El turismo rural vuelve a destacar como una de las opciones más demandadas en el otoño andaluz. Según los datos de Ruralidays.com, plataforma líder en alojamientos turísticos rurales en España, Málaga registrará una ocupación cercana al 70% durante el fin de semana de Todos los Santos y Halloween, del 31 de octubre al 2 de noviembre. Se trata de la tasa más alta de Andalucía, muy por encima de la media autonómica (61%).

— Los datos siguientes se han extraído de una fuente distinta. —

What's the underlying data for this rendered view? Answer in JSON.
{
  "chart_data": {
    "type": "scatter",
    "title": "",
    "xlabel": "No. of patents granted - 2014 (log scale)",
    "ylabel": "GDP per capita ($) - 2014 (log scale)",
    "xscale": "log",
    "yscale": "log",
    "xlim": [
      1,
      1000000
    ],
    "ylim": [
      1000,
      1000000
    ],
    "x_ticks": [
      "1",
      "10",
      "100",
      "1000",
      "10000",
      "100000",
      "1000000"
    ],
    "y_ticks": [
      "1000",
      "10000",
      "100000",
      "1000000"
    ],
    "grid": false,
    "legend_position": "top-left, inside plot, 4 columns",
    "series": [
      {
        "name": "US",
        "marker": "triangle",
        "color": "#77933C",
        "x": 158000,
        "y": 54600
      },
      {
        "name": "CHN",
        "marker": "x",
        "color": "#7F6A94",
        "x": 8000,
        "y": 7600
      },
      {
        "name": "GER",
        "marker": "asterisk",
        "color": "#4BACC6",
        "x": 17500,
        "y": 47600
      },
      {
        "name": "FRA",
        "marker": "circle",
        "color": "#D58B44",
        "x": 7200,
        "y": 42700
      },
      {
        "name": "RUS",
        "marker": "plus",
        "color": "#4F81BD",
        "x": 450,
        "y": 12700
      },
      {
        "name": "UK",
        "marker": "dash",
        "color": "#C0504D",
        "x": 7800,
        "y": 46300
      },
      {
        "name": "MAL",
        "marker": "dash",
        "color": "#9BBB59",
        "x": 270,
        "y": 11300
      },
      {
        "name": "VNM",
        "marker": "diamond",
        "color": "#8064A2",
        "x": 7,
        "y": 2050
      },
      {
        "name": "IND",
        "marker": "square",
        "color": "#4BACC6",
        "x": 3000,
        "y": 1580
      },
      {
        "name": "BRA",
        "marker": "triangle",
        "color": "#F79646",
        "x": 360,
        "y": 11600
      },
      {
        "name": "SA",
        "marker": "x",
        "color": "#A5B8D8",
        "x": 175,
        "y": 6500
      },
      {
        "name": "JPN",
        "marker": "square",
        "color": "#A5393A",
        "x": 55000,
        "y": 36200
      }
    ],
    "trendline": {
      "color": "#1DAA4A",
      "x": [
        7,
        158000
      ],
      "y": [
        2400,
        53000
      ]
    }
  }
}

La provincia supera en ocupación a Cádiz (59%), Almería (52%) y Huelva (50%), situándose como principal destino andaluz para escapadas rurales. En el resto de provincias, la previsión se mantiene por debajo del 50%.
“Alquilar una casa rural en Málaga para celebrar Halloween con familiares y amigos es una opción cada vez más popular”, señala Félix Zea, cofundador de Ruralidays.
Turismo nacional y europeo: estancias más cortas y más largas
El estudio revela que el 39% de los viajeros son españoles, seguidos por británicos (20%), alemanes (18%) y holandeses (10%).
Las diferencias en la duración de la estancia son notables: los turistas nacionales reservan una media de dos noches, coincidiendo con el puente festivo, mientras que los extranjeros prolongan su visita hasta ocho noches o más.
Las zonas más demandadas para estas fechas son la Serranía de Ronda, la Axarquía, el Valle del Guadalhorce y Antequera, con grupos de entre cinco y seis personas por alojamiento.
El precio medio por persona y noche se sitúa en 32 euros, consolidando al turismo rural como una alternativa económica y sostenible.

Tradición, cultura y sostenibilidad, las claves del éxito
Uno de los datos más relevantes del informe es la motivación cultural de los visitantes. Según la encuesta de Ruralidays, el 29% de los turistas internacionales elige el destino rural para conocer la cultura y las tradiciones locales, coincidiendo con fechas señaladas como el 1 de noviembre, Día de Todos los Santos. Otros factores decisivos son el buen tiempo (60%), la ubicación estratégica para visitar varios pueblos (34%), los parajes naturales (19%) y la gastronomía (15%).
“Conocer la cultura y las tradiciones de los pueblos es una motivación creciente para el turismo rural, especialmente entre los visitantes internacionales”, subraya Zea.
Los viajeros valoran especialmente la amabilidad de los anfitriones y la limpieza de los alojamientos (por encima de 9 sobre 10). Además, la sostenibilidad ambiental obtiene una puntuación media de 7 sobre 10, reforzando el atractivo del turismo rural frente a otras modalidades.